A recursive function (1) is a function that calls itself until an exit condition is met (2) or until a bounded number of iterations has passed. (3) This is extremely useful when the problem involves a nested branch searching with an unknown number of branches.

Meanwhile(4) in Model-Based Design…

In general, safety standards(5) frown upon recursive functions due to their unbounded nature. Determining if recursion can be used in your algorithm is a 2 step process (with some recursion involved).

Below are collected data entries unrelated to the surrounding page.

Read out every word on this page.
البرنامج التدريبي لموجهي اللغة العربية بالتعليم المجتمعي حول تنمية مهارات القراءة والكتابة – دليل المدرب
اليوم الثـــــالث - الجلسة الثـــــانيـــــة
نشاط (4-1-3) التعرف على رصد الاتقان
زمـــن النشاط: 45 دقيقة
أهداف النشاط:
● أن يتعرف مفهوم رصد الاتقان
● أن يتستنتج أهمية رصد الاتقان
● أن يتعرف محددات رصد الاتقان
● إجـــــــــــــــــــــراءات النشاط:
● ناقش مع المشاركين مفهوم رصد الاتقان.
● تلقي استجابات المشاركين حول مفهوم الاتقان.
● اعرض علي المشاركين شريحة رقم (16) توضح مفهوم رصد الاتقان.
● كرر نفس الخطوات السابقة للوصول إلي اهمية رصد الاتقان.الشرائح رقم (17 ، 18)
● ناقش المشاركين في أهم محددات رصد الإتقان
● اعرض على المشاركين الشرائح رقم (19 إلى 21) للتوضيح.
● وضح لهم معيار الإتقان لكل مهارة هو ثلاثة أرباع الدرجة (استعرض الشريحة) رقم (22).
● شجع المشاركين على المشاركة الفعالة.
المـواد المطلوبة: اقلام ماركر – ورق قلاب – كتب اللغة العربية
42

  1. Determine the memory use and execution time of the recursive function
  2. Determine the “worst case to solution” input data
    • Calculate time and memory usage
    • If this is acceptable for your system then exit
      Otherwise
    • Go back to step 2…

Note, in this example, worst case means that you are looking at how many interactions are required to reach an acceptable solution. Acceptable is not the same as fully converged; you want a solution that is close enough to correct for your controller’s requirement.

Credit SMBC Comics:

When?

Most traditional control problems do not require recursion to solve; however with the onset of adaptive controls and more importantly networked controllers, the need to exhaustively cover all branches in the solution come into play. Again, it comes down to 3 questions

  1. Is there a closed form solution: Can you mathematically solve the problem in either a known number of steps or directly?
    If “no” continue on
  2. Is there an unknown depth or branch issue: Is the final path known ahead of time?
    If “no” continue
  3. Do you need it now: In some cases you can perform recursion the slow way, e.g. the same function is called once per time step maintaining state information.
    If you “need it now” you need recursion!

Footnotes

  1. I had multiple typos (and misleading auto-corrections) when writing this
    • re-cursive: a note about handwriting
    • re-cur-son: a note about a dog’s puppy
  2. When you meet an exit condition do you say hello or goodbye? Perhaps Aloha, or Ciao, or Shalom, or Annyeong or Salām is the correct word to use.
  3. This is critical in an embedded system where consistent timing and memory limitations are critical.
  4. While loops are similar to recursion in that they execute until an exit condition is reached, they do not enable branching determination.
  5. By default in Simulink the recursive code generation is prohibited for this reason. It can be enabled as shown here; the rest of this blog is about when to consider using it.